While investors typically judge fund performance over long time periods, the one-day losses mostly wiped out the gains Gross has produced for the fund’s investors since he joined in 2014. Low-cost institutional shares are up just 0.13 percent since he joined, while most higher-cost shares of the fund are now negative, according to research service Morningstar Inc.

Calls and emails to Janus Henderson were not returned.

Gross, once considered the “Bond King” of Wall Street, co-founded Newport Beach, California-based Pacific Investment Management Co (Pimco) in 1971 but left abruptly in 2014 after a management rift and moved over to Janus. Gross is worth $2.5 billion, according to Forbes magazine.

Gross has been outspoken about his bearishness on U.S. government bonds and other sovereign debt.

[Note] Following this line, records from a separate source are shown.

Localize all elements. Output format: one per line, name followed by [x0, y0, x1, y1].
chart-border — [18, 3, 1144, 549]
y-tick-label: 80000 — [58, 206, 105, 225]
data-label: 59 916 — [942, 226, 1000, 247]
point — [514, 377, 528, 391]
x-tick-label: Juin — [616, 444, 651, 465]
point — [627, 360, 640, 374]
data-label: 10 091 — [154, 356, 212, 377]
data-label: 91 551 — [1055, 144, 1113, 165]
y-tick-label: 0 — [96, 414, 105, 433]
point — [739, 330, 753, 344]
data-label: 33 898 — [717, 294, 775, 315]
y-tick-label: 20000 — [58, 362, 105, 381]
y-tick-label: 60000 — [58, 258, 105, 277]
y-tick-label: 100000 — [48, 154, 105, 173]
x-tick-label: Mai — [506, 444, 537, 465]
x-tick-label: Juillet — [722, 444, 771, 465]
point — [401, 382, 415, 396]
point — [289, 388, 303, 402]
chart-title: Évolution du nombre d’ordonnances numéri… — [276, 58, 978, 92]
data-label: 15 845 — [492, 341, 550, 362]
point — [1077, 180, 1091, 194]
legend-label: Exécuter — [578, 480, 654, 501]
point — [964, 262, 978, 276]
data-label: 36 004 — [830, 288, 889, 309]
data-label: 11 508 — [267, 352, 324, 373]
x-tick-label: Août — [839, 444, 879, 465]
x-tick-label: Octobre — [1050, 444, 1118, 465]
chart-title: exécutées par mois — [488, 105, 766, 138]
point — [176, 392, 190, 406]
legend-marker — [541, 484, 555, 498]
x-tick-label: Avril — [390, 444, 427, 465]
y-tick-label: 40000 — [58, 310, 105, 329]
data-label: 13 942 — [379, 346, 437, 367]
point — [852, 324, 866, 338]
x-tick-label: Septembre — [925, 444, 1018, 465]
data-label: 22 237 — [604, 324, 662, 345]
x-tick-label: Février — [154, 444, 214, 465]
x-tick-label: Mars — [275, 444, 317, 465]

In January, Gross told Bloomberg News that he had gone short – betting against – U.S. Treasuries as well as German and UK bonds. In a follow-up investment outlook note, Gross said the Treasury market has begun a bear market, though “not a dangerous one” for investors.

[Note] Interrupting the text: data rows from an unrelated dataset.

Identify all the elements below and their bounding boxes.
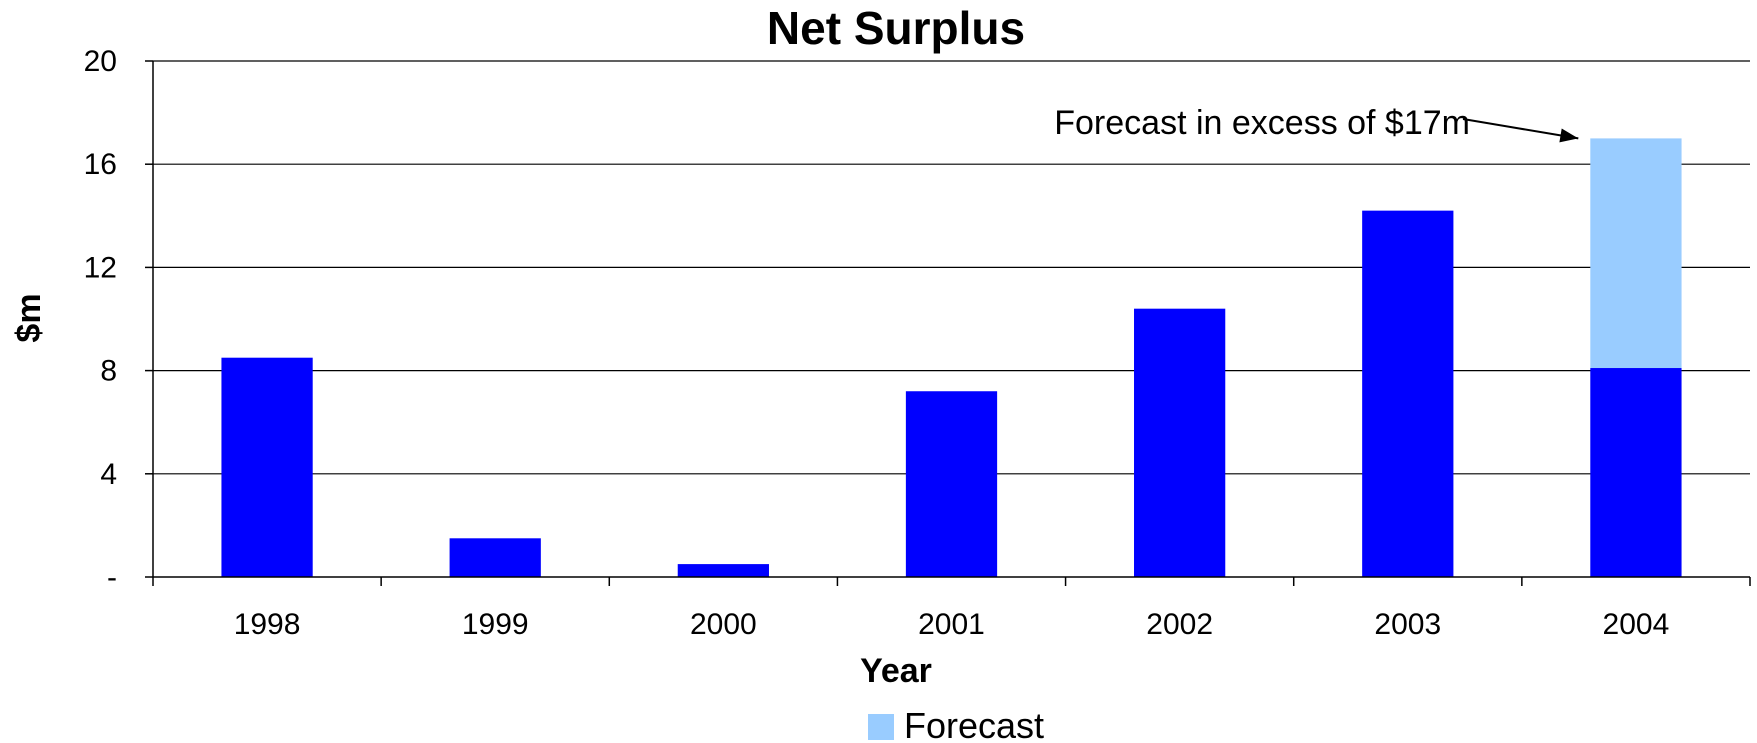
- y-tick-label: 8: [100, 355, 117, 388]
- chart-title: Net Surplus: [767, 2, 1025, 54]
- x-axis-label: Year: [860, 652, 932, 690]
- annotation-arrow-line: [1462, 118, 1579, 140]
- x-tick-label: 2000: [690, 608, 757, 641]
- axes: [145, 60, 1751, 586]
- y-tick-label: 12: [84, 251, 117, 284]
- bar: [221, 357, 313, 577]
- annotation-text: Forecast in excess of $17m: [1054, 104, 1470, 142]
- bar: [905, 391, 998, 577]
- legend-swatch-forecast: [868, 714, 894, 740]
- y-tick-label: 20: [84, 45, 117, 78]
- bar: [1362, 210, 1454, 577]
- gridlines: [153, 60, 1750, 475]
- bar: [449, 538, 541, 577]
- bars: [221, 138, 1682, 577]
- legend: Forecast: [868, 705, 1044, 743]
- x-tick-label: 2001: [918, 608, 985, 641]
- y-tick-label: -: [107, 561, 117, 594]
- y-tick-label: 16: [84, 148, 117, 181]
- bar: [1134, 308, 1226, 577]
- annotation-arrowhead: [1559, 128, 1579, 143]
- bar-forecast: [1590, 138, 1682, 369]
- bar: [1590, 368, 1682, 577]
- annotation-arrow: [1462, 118, 1579, 143]
- y-tick-label: 4: [100, 458, 117, 491]
- legend-label-forecast: Forecast: [904, 705, 1044, 743]
- x-tick-label: 2003: [1374, 608, 1441, 641]
- x-tick-label: 2002: [1146, 608, 1213, 641]
- x-tick-label: 2004: [1603, 608, 1670, 641]
- bar: [677, 564, 769, 577]
- y-axis-label: $m: [10, 293, 48, 342]
- x-tick-labels: 1998 1999 2000 2001 2002 2003 2004: [234, 608, 1670, 641]
- x-tick-label: 1999: [462, 608, 529, 641]
- x-tick-label: 1998: [234, 608, 301, 641]
- y-tick-labels: - 4 8 12 16 20: [84, 45, 117, 594]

In March, he said he expected 10-year Treasury yields to rise to 3 percent – they did earlier this month – and stay there. But yields have fallen since then.

Gross again reiterated his stance in another investment outlook note in March that bond markets were like “a hibernating bear awakening” from a bull market driven by “lower inflation and excessive central bank accommodation.”

U.S. 10-year yields dropped to seven-week lows of 2.759 percent on Tuesday before rebounding to 2.842 percent on Wednesday afternoon. Tuesday’s drop was the largest since June 2016, helping Treasuries to their best day in more than seven years.

Todd Rosenbluth, director of mutual fund research at New York-based CFRA Research, said investors look to bond funds for capital preservation and income generation. The fund’s marketing materials describe Gross as targeting “positive absolute returns in a variety of market environments.”

“When a fund fails to deliver it can catch investors off guard,” Rosenbluth said. “When Gross left Pimco assets failed to follow him. Unrewarded risk-taking fails to result in inflows.”